As I already noted, it could actually be any one of us that hits the best age-graded time.  I have written about this subject before, this being a blog for “seasoned athletes”.  All three of us are old enough to qualify, too.  Larry is the youngest but he is currently the same age as the two youngest contributors to Running in the Zone, at time of writing.  I promised as my part of this challenge, to provide a quick overview of age-grading for any followers who want to better understand what we are going to do, and maybe explore how age-grading could fit into his/her own running.  So, here goes.

People run.

When people are young, they tend to run fast(er).

People age.

When people get older, they tend to run slower.

Some time ago this little truth was examined in detail and it was found that if you sampled enough runners and their performances at various distances, you could create a set of equations that reasonably related times done at one age with times at another.  There are a bunch of assumptions behind the math that none of us needs to really worry about.  I have used the system for years and am satisfied that it works pretty well.  So are a lot of sport bodies and races, because a good many events now have an age-graded result table.  The particular AGE GRADING system I like (and the one we will use) is the one found at the World Masters Association web site and developed by Howard Grubb.

You input the event (distance), your age (as noted, it can be decimalized) and your time.  You hit “Age Grade” and as if by magic, you will find a whole range of information, including an adjusted time and a percent performance value against the standard for your age.  You can actually use this particular calculator as a predictor for other distances, by simply changing ONLY the event distance and then hitting “Result”.  The assumption is that your % Performance will be constant, and out pops an adjusted (projected) time for the new event.  There is another rather important assumption, too – that you have actually trained for the projected event.  For example, you can enter a 5K result and then project to a marathon finish, but if you don’t train for a marathon, well I think most people will know what is going to happen!
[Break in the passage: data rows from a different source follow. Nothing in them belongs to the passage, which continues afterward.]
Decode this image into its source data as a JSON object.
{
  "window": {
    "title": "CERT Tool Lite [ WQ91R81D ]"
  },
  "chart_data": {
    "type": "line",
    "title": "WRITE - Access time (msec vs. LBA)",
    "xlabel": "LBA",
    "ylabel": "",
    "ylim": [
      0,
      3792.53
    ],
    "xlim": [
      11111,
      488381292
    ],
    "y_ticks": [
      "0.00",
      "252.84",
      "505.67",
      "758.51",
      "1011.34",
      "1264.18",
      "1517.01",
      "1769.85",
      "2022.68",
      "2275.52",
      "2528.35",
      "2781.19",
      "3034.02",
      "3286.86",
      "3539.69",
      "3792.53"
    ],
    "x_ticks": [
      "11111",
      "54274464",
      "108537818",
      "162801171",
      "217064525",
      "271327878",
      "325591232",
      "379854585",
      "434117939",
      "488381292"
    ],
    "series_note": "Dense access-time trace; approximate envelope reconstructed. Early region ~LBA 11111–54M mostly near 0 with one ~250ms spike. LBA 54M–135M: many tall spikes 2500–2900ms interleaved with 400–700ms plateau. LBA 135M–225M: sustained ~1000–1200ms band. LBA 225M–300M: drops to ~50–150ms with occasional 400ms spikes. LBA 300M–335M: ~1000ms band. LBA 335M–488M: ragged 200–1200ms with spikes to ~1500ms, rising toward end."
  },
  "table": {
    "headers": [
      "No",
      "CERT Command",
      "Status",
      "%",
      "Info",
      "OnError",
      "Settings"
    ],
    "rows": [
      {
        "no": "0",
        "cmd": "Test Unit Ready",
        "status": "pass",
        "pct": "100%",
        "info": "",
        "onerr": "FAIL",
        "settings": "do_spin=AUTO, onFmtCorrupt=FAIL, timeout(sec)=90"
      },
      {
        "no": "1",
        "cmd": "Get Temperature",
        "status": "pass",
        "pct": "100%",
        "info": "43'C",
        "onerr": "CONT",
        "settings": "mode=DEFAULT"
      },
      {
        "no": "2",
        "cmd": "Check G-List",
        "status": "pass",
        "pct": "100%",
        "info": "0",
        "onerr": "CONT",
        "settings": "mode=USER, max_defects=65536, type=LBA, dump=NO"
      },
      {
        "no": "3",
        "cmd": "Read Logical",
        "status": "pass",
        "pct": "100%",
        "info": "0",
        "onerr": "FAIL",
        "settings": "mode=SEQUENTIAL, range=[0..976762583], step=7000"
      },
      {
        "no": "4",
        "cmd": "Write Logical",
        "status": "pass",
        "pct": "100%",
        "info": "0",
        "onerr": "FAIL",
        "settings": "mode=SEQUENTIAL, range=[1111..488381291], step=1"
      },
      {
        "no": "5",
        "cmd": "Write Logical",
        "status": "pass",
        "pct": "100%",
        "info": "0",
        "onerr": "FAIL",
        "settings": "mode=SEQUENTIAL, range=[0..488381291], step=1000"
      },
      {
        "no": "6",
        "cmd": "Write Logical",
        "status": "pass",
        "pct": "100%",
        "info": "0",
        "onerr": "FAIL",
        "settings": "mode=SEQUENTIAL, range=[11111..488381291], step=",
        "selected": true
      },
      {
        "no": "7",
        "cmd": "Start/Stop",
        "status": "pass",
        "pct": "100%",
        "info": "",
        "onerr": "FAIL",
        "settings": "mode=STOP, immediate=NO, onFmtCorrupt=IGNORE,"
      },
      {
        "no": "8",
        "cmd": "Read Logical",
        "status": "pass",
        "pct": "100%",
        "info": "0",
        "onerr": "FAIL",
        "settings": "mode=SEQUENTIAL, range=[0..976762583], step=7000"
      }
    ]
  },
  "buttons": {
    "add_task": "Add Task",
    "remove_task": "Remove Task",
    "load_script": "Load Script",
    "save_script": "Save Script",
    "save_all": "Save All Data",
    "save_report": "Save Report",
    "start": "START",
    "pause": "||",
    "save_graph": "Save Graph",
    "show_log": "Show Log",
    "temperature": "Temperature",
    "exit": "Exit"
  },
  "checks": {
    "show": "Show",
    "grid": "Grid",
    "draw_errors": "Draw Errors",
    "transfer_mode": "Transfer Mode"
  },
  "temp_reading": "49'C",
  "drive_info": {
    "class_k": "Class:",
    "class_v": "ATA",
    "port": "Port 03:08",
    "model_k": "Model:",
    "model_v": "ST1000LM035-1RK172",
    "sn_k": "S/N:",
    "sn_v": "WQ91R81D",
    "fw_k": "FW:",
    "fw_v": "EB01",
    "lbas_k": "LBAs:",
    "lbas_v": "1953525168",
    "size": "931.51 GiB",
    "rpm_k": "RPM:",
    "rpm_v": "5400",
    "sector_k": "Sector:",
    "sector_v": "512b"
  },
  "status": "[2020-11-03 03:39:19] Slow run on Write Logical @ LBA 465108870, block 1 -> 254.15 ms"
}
The purists still aren’t 100% sure about this, but it works well enough to give recognition to the performances of outstanding older runners who just can’t record raw times like they might have when they were 32-35 years of age.   Curious age to pick, eh?  Well not really, because the age-grading sort of takes us all back to a mythical athlete of about that age.  You can put your info in at any age, but only after around 35 does the ‘needle’ start to move.  The older you get, the more it moves.

I have found that over a good many years, even though my raw times have slowly eroded, my adjusted times compare very well (when not injured, when properly trained and not in some weird situation involving extreme heat or mountains).  I seem to be holding my own.  This is where I like the % Performance value.  When running well, I tend always to be in the low to middle 60% range.  I was when I could run a 3:25 marathon and was in 2010 when I notched one just over an hour slower.  But, I was 43 the first time and 65 the second.  And right there friends, is why our little challenge should work so nicely.  Larry is 46 and I am 67, so we are just adding a couple of years to each end of my well-tested range.

Let the training (and blogging) BEGIN!